Sex, the base of relationships?


 


Who said sex can fill the gaps that is needed in a relationship. Why confuse the function of sex in a relationship, it does not heal the wounds in relationships, it does not create real relationships, it does not keep a relationship,  it does not tell if someone is true to you. It only satisfies a need. I read a post by someone, she was asking if it was okay to have sex with her new boyfriend, cause, it is just fresh.  The truth of the matter is sex should be removed totally,  and replaced later after marriage. If you find yourself thinking, " this lady is not just serious ", then believe me, you are heading the wrong way in terms of maintaining your relationship. Love is not sex.

Lust is acting within you no matter how you want to paint it. Ask why relationships of the recent times often break even before they begin? The foundation is the problem. Believe me, when you think less of sex and more of the person as a personality to know, with time, you will find out why she acts the way she does, why he dislikes and likes this and that, what he's action will be on that issue, what her response will be, you see clearly to correct flaws of the other person and, you will be able to understand the in depth chains, pain, bitterness suppressing him or her. And as Time goes on, he or she won't be able to do without you. You will know the right time to approach,  what to present,  cause you're sure it will appeal, and what words to use in conversations and how to settle stormy times, this things you don't find them in having sex or when sex is set in fore front, don't ask any more why relationships break, why divorce is appealing now, why it is easy to recite the vows of marriage and kick it away weeks later with advancing kick styles. Yes I  say it is a recitation,because that is what the world want to turn it into.

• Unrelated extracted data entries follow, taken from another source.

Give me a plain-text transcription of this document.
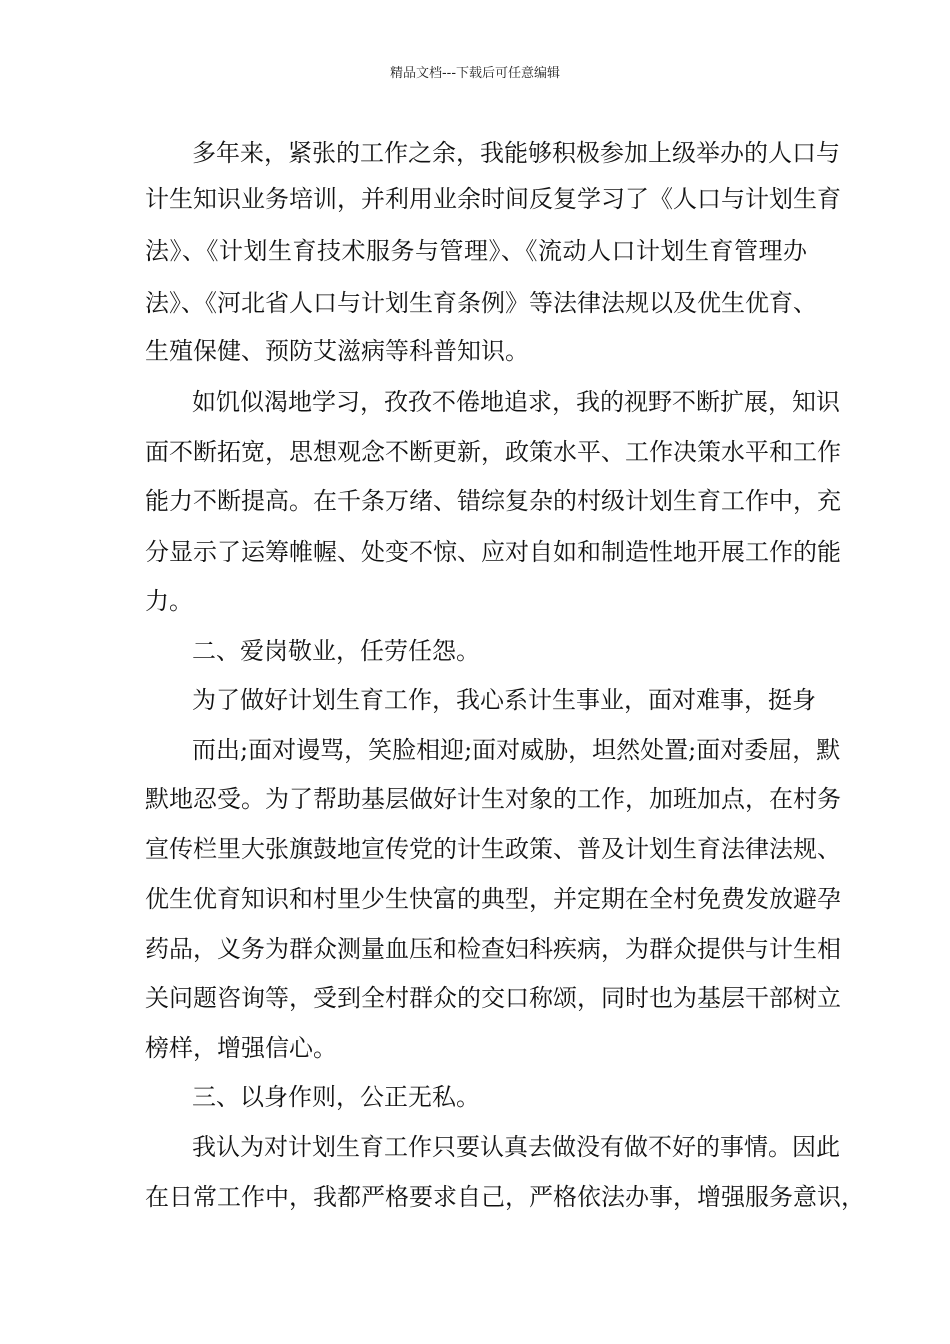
精品文档---下载后可任意编辑
多年来，紧张的工作之余，我能够积极参加上级举办的人口与
计生知识业务培训，并利用业余时间反复学习了《人口与计划生育
法》、《计划生育技术服务与管理》、《流动人口计划生育管理办
法》、《河北省人口与计划生育条例》等法律法规以及优生优育、
生殖保健、预防艾滋病等科普知识。
如饥似渴地学习，孜孜不倦地追求，我的视野不断扩展，知识
面不断拓宽，思想观念不断更新，政策水平、工作决策水平和工作
能力不断提高。在千条万绪、错综复杂的村级计划生育工作中，充
分显示了运筹帷幄、处变不惊、应对自如和制造性地开展工作的能
力。
二、爱岗敬业，任劳任怨。
为了做好计划生育工作，我心系计生事业，面对难事，挺身
而出;面对谩骂，笑脸相迎;面对威胁，坦然处置;面对委屈，默
默地忍受。为了帮助基层做好计生对象的工作，加班加点，在村务
宣传栏里大张旗鼓地宣传党的计生政策、普及计划生育法律法规、
优生优育知识和村里少生快富的典型，并定期在全村免费发放避孕
药品，义务为群众测量血压和检查妇科疾病，为群众提供与计生相
关问题咨询等，受到全村群众的交口称颂，同时也为基层干部树立
榜样，增强信心。
三、以身作则，公正无私。
我认为对计划生育工作只要认真去做没有做不好的事情。因此
在日常工作中，我都严格要求自己，严格依法办事，增强服务意识，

When you jump the gun in relationships,  you will fall, because,  vital primary steps have been left out. And the consequences will surface.  I  am not saying all those who went through it rightly don't have problems,  but, they will know themselves too well to be able to settle it, unless pride sets in, or a deliberate want to end the relationship. We should think of what's going on in the relationships of the recent year, sex, been one of the factors of its fall, should be looked at closely. In this medium, a lady or a guy could boost of having 15 girlfriends or 10 boyfriends in a year, well, that is as a result of not being serious to look for the answers to true love, and playfully,  this has extended into the marriage life, where couples divorce,  re- marry and re-marry and goes on, till he begins to boost about it. Have we lost it? No, the truth is till within us. Both with too much beclouding the reasoning of people,  patterns, way of life, they may not get it . wouldn't want a situation where by a marriage that lasts up to three years will get unbelievable glare from people. Let us do things right to get the right result. Not putting lust in first and expecting to find love in the air. 

Conclusively,  ask yourself the question,  do you really want a long lasting relationship. Even if it is hard, you have to avoid setting sex at the fore front. Do not replace love to be sex. You may even get tired of it later in marriage, as I have heard some say. Once again, love is not sex.